The deal is equivalent to 4% of gross domestic product and comes amid a recession sparked by the pandemic, with the country reporting a 13.8% GDP contraction in the second quarter with government expecting a full year fall of 11% and 800,000 job losses.
French shares were buoyed on the news with the CAC-40 index up 1.7%, with the positive sentiment spreading across Europe more broadly.

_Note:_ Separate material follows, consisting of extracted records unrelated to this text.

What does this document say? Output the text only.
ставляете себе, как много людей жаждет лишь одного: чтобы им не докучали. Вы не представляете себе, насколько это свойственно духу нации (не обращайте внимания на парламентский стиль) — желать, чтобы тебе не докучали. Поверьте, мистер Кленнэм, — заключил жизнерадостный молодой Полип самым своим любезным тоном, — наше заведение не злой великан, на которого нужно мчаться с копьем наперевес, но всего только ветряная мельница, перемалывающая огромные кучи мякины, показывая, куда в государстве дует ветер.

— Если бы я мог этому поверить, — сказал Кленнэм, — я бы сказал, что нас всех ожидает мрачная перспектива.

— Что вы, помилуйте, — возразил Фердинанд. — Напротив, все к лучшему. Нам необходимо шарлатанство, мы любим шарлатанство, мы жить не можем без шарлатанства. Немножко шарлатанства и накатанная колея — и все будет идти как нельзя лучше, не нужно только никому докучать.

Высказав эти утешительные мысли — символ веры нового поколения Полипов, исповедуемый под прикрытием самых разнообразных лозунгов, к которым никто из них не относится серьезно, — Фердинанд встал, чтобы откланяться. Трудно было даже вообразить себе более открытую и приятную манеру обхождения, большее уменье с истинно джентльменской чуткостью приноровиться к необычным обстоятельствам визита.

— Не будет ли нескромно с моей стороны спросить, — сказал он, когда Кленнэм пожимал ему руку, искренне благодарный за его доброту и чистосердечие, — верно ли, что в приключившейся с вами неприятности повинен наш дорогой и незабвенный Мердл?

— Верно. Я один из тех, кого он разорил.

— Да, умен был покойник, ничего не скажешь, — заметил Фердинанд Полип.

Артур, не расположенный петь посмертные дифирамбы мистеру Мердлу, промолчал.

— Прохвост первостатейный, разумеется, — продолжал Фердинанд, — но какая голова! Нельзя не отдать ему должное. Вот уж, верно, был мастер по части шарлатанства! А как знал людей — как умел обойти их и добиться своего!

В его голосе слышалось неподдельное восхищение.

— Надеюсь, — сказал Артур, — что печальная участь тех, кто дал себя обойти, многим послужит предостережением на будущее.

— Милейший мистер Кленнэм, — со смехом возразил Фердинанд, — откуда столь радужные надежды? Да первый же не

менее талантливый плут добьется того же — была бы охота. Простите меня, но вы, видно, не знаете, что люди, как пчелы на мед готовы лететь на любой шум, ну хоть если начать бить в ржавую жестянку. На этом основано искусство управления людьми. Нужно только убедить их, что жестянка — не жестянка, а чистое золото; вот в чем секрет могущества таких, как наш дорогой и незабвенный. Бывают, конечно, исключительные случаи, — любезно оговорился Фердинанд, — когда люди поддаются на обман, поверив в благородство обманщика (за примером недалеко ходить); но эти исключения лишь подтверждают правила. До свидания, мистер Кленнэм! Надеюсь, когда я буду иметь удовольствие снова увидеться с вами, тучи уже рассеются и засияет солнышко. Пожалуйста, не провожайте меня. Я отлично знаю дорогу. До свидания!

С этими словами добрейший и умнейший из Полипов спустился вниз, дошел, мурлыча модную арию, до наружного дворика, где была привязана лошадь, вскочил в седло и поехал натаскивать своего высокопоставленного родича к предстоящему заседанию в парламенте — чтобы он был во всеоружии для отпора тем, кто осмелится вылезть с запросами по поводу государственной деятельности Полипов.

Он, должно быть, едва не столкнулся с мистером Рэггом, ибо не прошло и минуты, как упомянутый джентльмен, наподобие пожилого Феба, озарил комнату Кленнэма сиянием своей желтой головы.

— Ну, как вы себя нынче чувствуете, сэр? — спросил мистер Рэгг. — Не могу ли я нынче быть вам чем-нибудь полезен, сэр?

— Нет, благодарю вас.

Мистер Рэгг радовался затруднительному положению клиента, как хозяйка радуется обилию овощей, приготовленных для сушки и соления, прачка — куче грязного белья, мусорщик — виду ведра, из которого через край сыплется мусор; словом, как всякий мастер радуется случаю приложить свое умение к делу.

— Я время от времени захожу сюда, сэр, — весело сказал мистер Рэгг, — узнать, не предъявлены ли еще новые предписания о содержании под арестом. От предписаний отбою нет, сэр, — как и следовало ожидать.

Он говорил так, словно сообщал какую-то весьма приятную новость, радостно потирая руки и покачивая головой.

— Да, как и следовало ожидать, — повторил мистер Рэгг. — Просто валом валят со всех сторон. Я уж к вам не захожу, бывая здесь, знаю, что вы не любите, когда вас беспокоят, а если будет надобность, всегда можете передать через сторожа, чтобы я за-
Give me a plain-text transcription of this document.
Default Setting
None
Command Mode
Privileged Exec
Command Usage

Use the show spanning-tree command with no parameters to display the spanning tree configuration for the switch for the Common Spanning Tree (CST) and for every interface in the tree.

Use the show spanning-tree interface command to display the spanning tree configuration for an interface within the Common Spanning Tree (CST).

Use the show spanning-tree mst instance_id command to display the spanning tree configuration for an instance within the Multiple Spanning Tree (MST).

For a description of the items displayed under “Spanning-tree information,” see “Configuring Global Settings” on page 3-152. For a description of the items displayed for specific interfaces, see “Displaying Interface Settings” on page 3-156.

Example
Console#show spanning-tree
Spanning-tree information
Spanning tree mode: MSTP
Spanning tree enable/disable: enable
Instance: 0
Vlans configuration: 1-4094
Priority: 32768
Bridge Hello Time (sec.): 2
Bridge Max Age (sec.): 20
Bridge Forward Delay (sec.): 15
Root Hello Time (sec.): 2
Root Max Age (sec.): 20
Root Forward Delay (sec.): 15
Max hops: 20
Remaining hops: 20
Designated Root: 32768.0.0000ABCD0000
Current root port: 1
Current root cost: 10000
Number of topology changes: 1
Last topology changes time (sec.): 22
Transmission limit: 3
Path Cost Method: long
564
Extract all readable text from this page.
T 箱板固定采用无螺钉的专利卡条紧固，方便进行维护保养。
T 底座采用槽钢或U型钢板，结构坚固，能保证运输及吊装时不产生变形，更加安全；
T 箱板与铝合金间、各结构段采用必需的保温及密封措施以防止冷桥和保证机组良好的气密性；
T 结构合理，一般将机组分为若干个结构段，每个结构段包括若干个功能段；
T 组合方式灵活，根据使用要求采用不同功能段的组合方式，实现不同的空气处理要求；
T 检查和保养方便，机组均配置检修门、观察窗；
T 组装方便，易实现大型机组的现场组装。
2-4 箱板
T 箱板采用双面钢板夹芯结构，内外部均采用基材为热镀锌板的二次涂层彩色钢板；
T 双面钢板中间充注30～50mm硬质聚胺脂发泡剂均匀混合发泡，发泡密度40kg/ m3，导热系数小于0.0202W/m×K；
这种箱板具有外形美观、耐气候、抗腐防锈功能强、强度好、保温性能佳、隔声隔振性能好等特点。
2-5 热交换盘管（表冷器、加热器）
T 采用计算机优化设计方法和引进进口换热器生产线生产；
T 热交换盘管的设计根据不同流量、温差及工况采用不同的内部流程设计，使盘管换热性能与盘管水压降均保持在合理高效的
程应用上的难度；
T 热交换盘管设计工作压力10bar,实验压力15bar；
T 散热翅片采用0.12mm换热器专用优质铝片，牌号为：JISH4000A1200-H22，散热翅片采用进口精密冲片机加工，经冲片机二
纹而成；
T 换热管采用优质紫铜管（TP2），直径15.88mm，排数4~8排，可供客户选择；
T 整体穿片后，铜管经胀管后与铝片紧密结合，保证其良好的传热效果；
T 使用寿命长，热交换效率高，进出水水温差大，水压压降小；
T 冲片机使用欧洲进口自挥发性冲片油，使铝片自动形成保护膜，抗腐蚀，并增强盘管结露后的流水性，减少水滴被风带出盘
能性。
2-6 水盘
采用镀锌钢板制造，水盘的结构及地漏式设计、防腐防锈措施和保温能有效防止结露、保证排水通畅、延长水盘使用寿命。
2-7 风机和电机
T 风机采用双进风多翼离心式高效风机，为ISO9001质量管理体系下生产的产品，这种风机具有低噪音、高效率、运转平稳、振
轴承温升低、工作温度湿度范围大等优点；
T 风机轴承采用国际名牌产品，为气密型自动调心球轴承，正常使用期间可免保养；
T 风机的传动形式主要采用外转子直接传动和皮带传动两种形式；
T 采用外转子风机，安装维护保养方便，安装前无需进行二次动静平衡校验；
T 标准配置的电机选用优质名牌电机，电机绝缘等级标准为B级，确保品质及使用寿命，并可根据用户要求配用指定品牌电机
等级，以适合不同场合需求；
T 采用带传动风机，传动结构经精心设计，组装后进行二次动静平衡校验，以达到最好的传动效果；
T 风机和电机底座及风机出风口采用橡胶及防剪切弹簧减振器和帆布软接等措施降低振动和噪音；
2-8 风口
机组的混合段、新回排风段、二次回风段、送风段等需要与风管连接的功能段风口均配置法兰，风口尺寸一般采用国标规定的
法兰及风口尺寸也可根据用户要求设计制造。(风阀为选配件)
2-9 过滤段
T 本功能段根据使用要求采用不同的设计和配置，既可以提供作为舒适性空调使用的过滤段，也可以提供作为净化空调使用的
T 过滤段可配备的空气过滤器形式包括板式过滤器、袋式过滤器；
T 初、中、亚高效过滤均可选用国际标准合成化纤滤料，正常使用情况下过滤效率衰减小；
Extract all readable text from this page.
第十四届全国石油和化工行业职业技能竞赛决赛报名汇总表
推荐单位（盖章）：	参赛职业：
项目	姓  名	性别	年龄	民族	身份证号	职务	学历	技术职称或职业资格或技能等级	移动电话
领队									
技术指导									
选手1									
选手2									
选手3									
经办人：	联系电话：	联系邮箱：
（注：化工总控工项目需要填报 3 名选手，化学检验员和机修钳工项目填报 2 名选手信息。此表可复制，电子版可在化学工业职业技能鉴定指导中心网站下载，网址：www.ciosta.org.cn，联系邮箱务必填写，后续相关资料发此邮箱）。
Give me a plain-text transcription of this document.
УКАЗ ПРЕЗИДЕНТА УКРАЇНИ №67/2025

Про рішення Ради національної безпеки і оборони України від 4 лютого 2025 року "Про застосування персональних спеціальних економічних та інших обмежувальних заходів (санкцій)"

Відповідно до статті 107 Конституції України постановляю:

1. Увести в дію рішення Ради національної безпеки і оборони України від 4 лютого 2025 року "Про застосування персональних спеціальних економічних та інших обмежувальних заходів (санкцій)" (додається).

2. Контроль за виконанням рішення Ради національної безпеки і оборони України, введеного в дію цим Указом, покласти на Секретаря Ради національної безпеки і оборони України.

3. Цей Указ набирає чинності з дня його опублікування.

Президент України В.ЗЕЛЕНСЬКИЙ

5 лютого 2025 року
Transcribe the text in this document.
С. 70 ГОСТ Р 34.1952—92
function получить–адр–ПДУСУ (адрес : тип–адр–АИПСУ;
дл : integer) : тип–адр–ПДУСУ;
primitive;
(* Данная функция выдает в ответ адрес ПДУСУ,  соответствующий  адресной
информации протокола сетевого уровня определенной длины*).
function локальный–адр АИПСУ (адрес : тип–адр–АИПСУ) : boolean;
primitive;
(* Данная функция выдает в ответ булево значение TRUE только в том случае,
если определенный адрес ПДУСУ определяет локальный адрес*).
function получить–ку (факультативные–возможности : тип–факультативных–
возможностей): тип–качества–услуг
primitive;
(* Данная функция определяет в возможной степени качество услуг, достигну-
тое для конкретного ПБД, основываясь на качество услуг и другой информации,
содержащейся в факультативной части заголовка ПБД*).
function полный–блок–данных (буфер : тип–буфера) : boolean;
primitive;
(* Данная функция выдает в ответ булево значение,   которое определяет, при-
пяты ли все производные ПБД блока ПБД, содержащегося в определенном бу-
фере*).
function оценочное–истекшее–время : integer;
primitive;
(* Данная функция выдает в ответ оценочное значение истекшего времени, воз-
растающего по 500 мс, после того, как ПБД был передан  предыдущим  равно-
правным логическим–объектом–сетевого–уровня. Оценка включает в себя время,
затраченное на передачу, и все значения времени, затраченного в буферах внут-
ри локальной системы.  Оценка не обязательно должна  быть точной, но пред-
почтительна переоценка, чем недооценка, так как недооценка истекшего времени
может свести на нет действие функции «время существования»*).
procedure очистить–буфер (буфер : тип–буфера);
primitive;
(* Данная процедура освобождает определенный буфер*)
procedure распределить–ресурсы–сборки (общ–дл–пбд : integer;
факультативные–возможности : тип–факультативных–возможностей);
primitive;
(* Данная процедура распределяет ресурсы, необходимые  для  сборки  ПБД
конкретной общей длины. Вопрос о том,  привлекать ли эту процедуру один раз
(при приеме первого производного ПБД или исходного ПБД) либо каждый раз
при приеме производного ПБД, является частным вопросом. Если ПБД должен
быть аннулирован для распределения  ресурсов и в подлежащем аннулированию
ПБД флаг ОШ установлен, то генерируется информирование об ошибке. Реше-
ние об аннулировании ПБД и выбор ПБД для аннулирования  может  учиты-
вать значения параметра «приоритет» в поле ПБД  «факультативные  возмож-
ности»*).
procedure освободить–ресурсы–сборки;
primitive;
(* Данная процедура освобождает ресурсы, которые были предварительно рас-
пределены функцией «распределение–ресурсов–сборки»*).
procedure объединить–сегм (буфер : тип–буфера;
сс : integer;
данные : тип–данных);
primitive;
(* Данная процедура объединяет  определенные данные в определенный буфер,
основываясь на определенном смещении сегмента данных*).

The two-year plan is focused on supporting companies and a move towards green technologies. Measures over the next two years include €35bn in assistance for the corporate sector, the majority in tax cuts, with a further €30bn earmarked for greener policies such as energy-efficient building renovations in the private and public sector.
Transport would receive €11bn, with €4.7bn earmarked for the rail network in particular, officials said. The hydrogen sector was allocated €2bn as France pushed to move away from fossil fuels.
Prime Minister Jean Castex said on Thursday he hoped the country plan would create 160,000 jobs by 2021.
"This recovery plan aims to keep our economy from collapsing and unemployment exploding," Castex told RTL radio.
"We are investing heavily to support businesses, but we expect them to make a strong commitment to employment, especially for young people," Castex said in an interview with Le Figaro, adding that "the plan will only have its full effect if everyone plays along".
Castex also pledged there would be no tax increases to pay for the measures. "This is the mistake that was made during the last crisis (in 2008) and we will not reproduce it," he said.